When their son Jack was 16 months old, Kelly and Greg noticed that his behavior was changing. He seemed to be less alert, and less aware of what was going on around him; among other things, his father’s arrival home from work—once the cause of great excitement—stopped registering. He wasn’t pointing any more, and his capacity to play had become limited. He was eventually diagnosed with autism.
The family immediately began working with Southwest Human Development’s Early Intervention program to help Jack grow and learn: they wanted to do everything they could to help Jack reach his full potential. Now approaching three, Jack participates in speech and occupational therapy, and he’s part of the agency’s Side By Side program—a playgroup for children with autism and their parents. The playgroups have helped Jack with his ability to socialize, engage with others and focus on specific activities.

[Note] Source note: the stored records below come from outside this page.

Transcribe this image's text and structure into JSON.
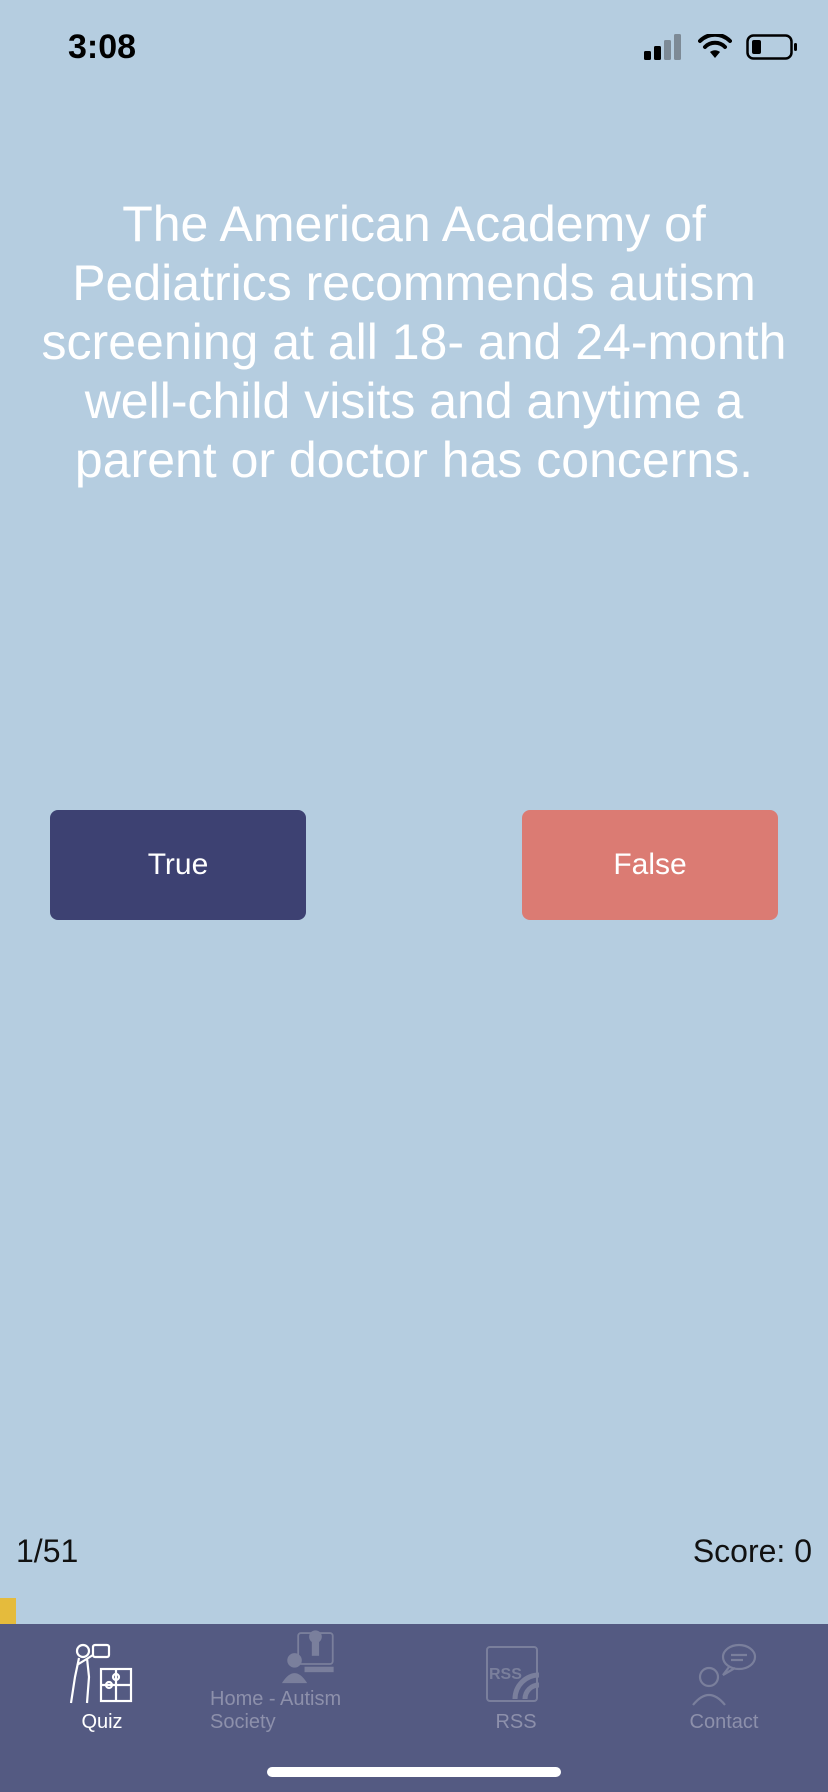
{
  "status_bar": {
    "time": "3:08"
  },
  "question": {
    "text": "The American Academy of Pediatrics recommends autism screening at all 18- and 24-month well-child visits and anytime a parent or doctor has concerns."
  },
  "answers": {
    "true_label": "True",
    "false_label": "False"
  },
  "footer": {
    "counter": "1/51",
    "score": "Score: 0"
  },
  "progress": {
    "current": 1,
    "total": 51
  },
  "tab_bar": {
    "tabs": [
      {
        "label": "Quiz",
        "icon": "quiz-icon",
        "active": true
      },
      {
        "label": "Home - Autism Society",
        "icon": "home-icon",
        "active": false
      },
      {
        "label": "RSS",
        "icon": "rss-icon",
        "active": false
      },
      {
        "label": "Contact",
        "icon": "contact-icon",
        "active": false
      }
    ]
  },
  "colors": {
    "background": "#b5cde0",
    "true_button": "#3d4172",
    "false_button": "#db7b73",
    "tab_bar": "#545a82",
    "progress": "#e5bb3c"
  }
}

Today, although Jack is unable to communicate verbally, he is communicating effectively with sign language and is able to get his messages across. Not every day is a good one, but his parents can see great progress. Kelly says that Jack has begun to reemerge as the child he once was. Jack is now comfortable being close to other children and has started playing new games like “Itsy Bitsy Spider.”
The experience of working with the therapists at Southwest has educated Kelly and Greg about Jack’s diagnosis and given them the ability as parents to provide Jack with the care and services he needs now, and helped them understand what those may be in the future. Additionally, the Side By Side program introduced the couple to an entirely new group of families with similar situations, enabling them to build a strong support network.
Kelly and Greg are in the process of determining the next steps for Jack. When Jack starts school, they would love to see him participate in a typical classroom setting. Kelly shared that she is grateful for the Side By Side program because it helped her son learn to play again.